Les débats sur le projet de loi Création et Internet à l’Assemblée Nationale ont mis en évidence le problème de la double peine. « Le texte crée une réelle rupture d’égalité devant la loi en mettant en place, comme cela a déjà été évoqué, un double régime de sanction pour un même fait, en permettant la combinaison de poursuites pénales et de sanctions administratives« , notait ainsi le député socialiste Patrick Bloche. Les ayants droit qui constatent une infraction au droit d’auteur réalisée à partir d’une adresse IP pourront saisir l’Hadopi au titre du manquement à l’obligation de surveillance de l’accès à Internet, mais ils pourront aussi saisir le juge pénal pour le téléchargement lui-même. Ils pourront faire l’un, ou l’autre, ou les deux ensemble.
Pour éviter le problème, des députés ont proposé un amendement qui prévoit que « aucune poursuite pénale pour contrefaçon ne peut être engagée pour des faits pour lesquels la commission de protection des droits de la Haute Autorité pour la diffusion des œuvres et la protection des droits sur internet a été antérieurement saisie« . Mais il sera très certainement rejeté, tout comme ceux, identiques, qui avaient été proposés au Sénat. Il n’est pas possible, sans violer la constitution, d’interdire à une personne physique ou morale l’accès au juge.
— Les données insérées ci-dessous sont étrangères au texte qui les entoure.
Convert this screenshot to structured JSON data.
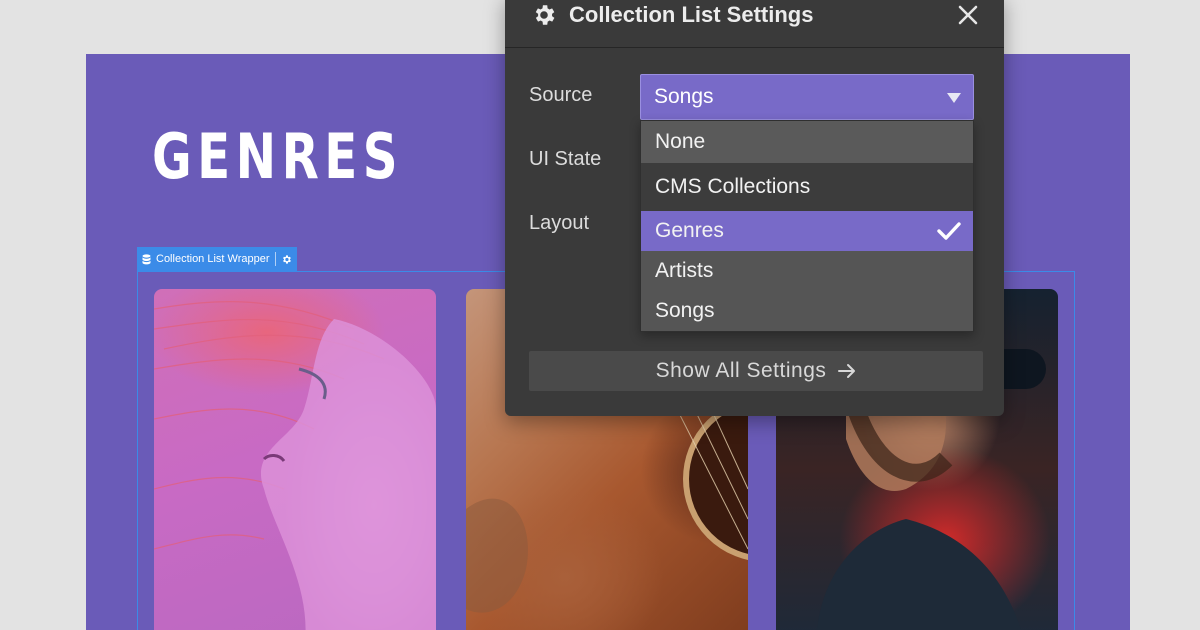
{
  "page": {
    "heading": "GENRES",
    "wrapper_label": "Collection List Wrapper"
  },
  "cards": [
    {
      "subject": "woman with pink hair"
    },
    {
      "subject": "acoustic guitar"
    },
    {
      "subject": "singer with microphone"
    }
  ],
  "panel": {
    "title": "Collection List Settings",
    "labels": {
      "source": "Source",
      "ui_state": "UI State",
      "layout": "Layout"
    },
    "source_value": "Songs",
    "options": {
      "none": "None",
      "group_header": "CMS Collections",
      "items": [
        "Genres",
        "Artists",
        "Songs"
      ],
      "checked": "Genres"
    },
    "show_all_label": "Show All Settings"
  },
  "colors": {
    "canvas_purple": "#6a5bb8",
    "accent_purple": "#786ac8",
    "selection_blue": "#3b8be8",
    "panel_bg": "#3a3a3a"
  },
  "icons": [
    "gear-icon",
    "close-icon",
    "caret-down-icon",
    "checkmark-icon",
    "arrow-right-icon",
    "database-icon",
    "settings-gear-small-icon"
  ]
}
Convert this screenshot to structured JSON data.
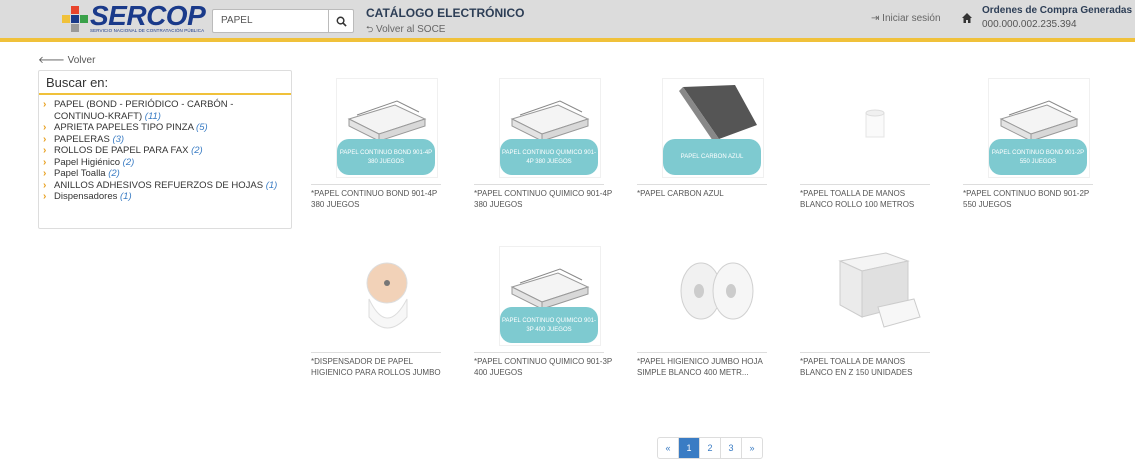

Mais l’affaire Videorama relance le débat sous un autre angle. Contacté par Numerama, l’avocat qui a envoyé les courriers réclamant 316 euros de dédommagement à des internautes suspectés de téléchargement illégal ne souhaite pas se prononcer sur l’impact qu’aura le vote de la loi Création et Internet sur ce genre de procédures. Sylvestre Tandeau de Marsac dit vouloir attendre de voir le texte qui sera promulgué, avant de se prononcer. Mais en tout état de cause, la société Videorama GmbH qui a mandaté le cabinet pour réunir les demandes de dédommagement auprès des internautes ne devrait pas saisir l’Hadopi, et continuer à agir en dehors du cadre de la riposte graduée.
Le projet de loi prévoit en effet que l’Hadopi ne pourra être saisie que par les organismes de défense professionnelle régulièrement constitués, les sociétés de perception et de répartition des droits, et le Centre National de la Cinématographie. Or sauf erreur de notre part, il n’existe pas d’organisme de défense des producteurs pornographiques ou érotiques régulièrement constitués en France, ni de société de gestion collective pour les producteurs XXX. Et l’on imagine mal le CNC défendre la pornographie.
Les producteurs ou les auteurs indépendants, qui ne sont par définition pas affiliés à un organisme de défense professionnels, et qui sont hors de vue du radar de la Sacem ou de la SCPP, ne pourront pas non plus faire défendre leurs droits par l’Hadopi. Ils devront toujours s’en remettre au juge, ou à ce type de menace qui peut intimider y compris des internautes innocents qui préfèrent payer discrètement 316 euros à un avocat que d’avoir à justifier en séance public du tribunal qu’il n’a jamais téléchargé Blanche Fesse et les Sept Mains.